At ThreatMark we build trust and safety in the digital world through state-of-the-art behavioral profiling solutions supported by an AI-based security platform. Our products deliver payment protection, ensure user identity, and detect cyber threats for businesses around the world. We’re detecting when a customer’s behavior seems out of character, blocking fraud in real-time – helping organizations outsmart criminals.

We’ve had consecutive years of outstanding growth and commercial success, and our team is enthusiastic, dynamic, and ambitious. Our mission is to make ThreatMark’s technology the No.1 risk management system globally.

We have recently secured a new round of funding, and we are currently in a phase of rapid growth, investing heavily into the product – improving the architecture, adding multi-tenancy, increasing automation etc.

As we grow into more world regions, we are expected to have some security certifications (like SOC2). We also feel more and more responsibility to ensure the safety of our clients’ data.

We are looking for a DevSecOps Engineer – a real tech guy who understands security principles as well as the DevOps mindset of IaaC and others.

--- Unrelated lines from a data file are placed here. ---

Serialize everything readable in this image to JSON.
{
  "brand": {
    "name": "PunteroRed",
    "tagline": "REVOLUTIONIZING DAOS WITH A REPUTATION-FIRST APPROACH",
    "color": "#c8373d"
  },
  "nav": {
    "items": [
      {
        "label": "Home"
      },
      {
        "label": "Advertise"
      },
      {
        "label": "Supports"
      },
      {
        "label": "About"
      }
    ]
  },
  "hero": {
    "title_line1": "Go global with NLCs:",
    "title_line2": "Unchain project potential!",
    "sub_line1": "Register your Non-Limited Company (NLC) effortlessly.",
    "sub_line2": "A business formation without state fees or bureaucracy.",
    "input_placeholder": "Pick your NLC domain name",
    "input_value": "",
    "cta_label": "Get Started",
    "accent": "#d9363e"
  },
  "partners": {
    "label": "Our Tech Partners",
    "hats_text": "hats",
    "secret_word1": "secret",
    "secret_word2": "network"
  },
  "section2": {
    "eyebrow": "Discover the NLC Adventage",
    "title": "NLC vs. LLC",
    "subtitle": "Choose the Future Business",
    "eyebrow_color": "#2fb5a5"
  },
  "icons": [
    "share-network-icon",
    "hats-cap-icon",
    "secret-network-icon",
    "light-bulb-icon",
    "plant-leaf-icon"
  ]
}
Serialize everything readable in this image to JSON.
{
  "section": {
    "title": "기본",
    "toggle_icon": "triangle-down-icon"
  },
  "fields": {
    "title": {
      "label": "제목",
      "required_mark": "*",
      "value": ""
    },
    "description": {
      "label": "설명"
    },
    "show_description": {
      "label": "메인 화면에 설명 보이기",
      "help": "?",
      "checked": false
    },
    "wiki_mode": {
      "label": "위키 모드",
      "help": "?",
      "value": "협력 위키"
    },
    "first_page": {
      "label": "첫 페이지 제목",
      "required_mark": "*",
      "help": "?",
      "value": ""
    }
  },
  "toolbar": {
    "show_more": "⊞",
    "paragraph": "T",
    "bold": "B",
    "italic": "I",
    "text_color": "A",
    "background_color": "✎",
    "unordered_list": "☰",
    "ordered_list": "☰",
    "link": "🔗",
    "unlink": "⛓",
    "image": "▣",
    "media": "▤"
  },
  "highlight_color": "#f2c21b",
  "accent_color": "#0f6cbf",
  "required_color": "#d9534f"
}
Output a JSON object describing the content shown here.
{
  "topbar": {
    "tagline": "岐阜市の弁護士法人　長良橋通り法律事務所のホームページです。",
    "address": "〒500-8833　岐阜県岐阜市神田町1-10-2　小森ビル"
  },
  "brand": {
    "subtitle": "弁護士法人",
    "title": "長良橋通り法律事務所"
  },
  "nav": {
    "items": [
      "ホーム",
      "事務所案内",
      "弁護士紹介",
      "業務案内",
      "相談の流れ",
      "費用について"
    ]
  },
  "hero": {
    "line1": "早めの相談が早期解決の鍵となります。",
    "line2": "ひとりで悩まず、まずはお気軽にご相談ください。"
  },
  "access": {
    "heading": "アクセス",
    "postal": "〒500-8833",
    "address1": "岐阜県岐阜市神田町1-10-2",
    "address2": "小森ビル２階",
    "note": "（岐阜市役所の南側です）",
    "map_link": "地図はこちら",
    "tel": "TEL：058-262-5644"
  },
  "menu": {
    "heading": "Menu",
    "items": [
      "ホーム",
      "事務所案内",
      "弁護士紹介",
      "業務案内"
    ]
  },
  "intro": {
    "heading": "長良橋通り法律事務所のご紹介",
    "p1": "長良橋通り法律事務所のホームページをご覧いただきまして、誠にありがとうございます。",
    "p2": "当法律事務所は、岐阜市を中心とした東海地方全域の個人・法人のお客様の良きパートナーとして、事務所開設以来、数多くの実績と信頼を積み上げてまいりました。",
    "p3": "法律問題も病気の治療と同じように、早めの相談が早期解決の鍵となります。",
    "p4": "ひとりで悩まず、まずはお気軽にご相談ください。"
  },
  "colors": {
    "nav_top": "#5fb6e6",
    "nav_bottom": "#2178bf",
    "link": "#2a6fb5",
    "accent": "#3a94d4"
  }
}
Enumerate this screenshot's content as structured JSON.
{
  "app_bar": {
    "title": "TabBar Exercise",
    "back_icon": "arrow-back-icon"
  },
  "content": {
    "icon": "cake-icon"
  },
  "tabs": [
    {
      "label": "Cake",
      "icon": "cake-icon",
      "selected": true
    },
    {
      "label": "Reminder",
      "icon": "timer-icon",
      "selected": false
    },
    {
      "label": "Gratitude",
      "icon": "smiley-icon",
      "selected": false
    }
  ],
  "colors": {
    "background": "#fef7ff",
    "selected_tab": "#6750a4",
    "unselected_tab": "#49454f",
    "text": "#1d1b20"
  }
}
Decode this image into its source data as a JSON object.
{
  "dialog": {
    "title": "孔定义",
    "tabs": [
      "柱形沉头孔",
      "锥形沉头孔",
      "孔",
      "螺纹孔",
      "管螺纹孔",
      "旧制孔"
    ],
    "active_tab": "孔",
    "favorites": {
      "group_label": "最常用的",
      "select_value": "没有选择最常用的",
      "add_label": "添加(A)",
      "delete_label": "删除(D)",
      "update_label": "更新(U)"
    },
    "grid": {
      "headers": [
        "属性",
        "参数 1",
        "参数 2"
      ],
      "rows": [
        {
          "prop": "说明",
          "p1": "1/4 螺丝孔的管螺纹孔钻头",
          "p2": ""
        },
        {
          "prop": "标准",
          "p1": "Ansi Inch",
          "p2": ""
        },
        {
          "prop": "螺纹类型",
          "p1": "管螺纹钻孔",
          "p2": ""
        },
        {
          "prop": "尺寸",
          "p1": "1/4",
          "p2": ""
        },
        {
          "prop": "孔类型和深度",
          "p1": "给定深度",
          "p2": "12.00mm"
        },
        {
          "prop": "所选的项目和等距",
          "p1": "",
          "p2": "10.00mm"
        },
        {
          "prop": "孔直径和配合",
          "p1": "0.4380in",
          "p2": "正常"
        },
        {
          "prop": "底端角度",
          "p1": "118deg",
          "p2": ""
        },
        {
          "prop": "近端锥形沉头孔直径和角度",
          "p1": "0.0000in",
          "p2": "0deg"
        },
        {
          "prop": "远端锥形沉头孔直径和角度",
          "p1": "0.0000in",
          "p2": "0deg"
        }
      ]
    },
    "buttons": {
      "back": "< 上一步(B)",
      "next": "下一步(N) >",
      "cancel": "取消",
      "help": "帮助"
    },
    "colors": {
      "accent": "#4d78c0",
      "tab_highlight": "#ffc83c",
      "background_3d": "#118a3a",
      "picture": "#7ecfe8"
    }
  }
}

• Do you love cybersecurity?
• Do you know what trap-door function is in cryptography?
• Can you write a simple payload to exploit strcpy to take over the function return value and subsequently take over the EIP register?
• Do you know how pass-the-hash or arp spoof work?
• Do you know what is the difference between DMARC, DKIM and SPF?
  If you answered yes at least once, you are very likely our guy!
  Of course, these are not things we deal with daily 😊

Some example challenges:
• Setup software update & vulnerability management pipelines (docker images, automatically built VMs…)
• Formulate security principles and best practices which, when followed by the rest of the engineering team, will ensure compliance with regulations and real trust in internal security
• Build central log aggregation infrastructure with automated alerting on security events
Do you feel excited thinking about how to deal with such problems?

What you’ll do:
• Design/Implement infrastructure while keeping key security principles in mind
• Provide security feedback on product and code in all stages of the development lifecycle
• Design/Implement automated pipelines
• Help other developers mitigate findings found by external pentesters
• Mentor the rest of the development team on security principles

What skills you’ll need:
We expect you to have those or to rapidly acquire them

• Security
• Web security (vulnerabilities like XSS, CSRF, SQLi, and dozens more)
• Authentication protocols (OAuth, OpenID Connect,…)
• Security of open source (e.g. supply chain attacks on pip or npm)
• Basics of cryptography
• Development and DevOps
• DevOps mindset – e.g., “cattle over pet mindset,” Infrastructure As A Code, Immutable infrastructure, Chaos engineering, etc
• Cloud engineering (AWS)
• Software architecture – architecture types, characteristics, understanding fallacies of distributed computing etc
• Programming (anything Turing complete, but mostly Python)
• Computer science skills (algorithms and structures, complexity, information theory, etc.) at the university level (we care about the skills, not the degree)
• Strong debugging, testing, tuning, and problem-solving skills
• Knowledge of the IT world – Linux, operating systems, network protocols etc

What would make you a strong fit:

• 3+ years of professional software development experience
• (correlation between time spend coding and coding levels are not very strong, but they exist)
• Demonstrable track record of exceptional software engineering skills on past projects
• Experience doing penetration tests, white-hat hacking, doing audits etc.
• Strong communication & collaboration skills
• Self-starter with a quick learning curve.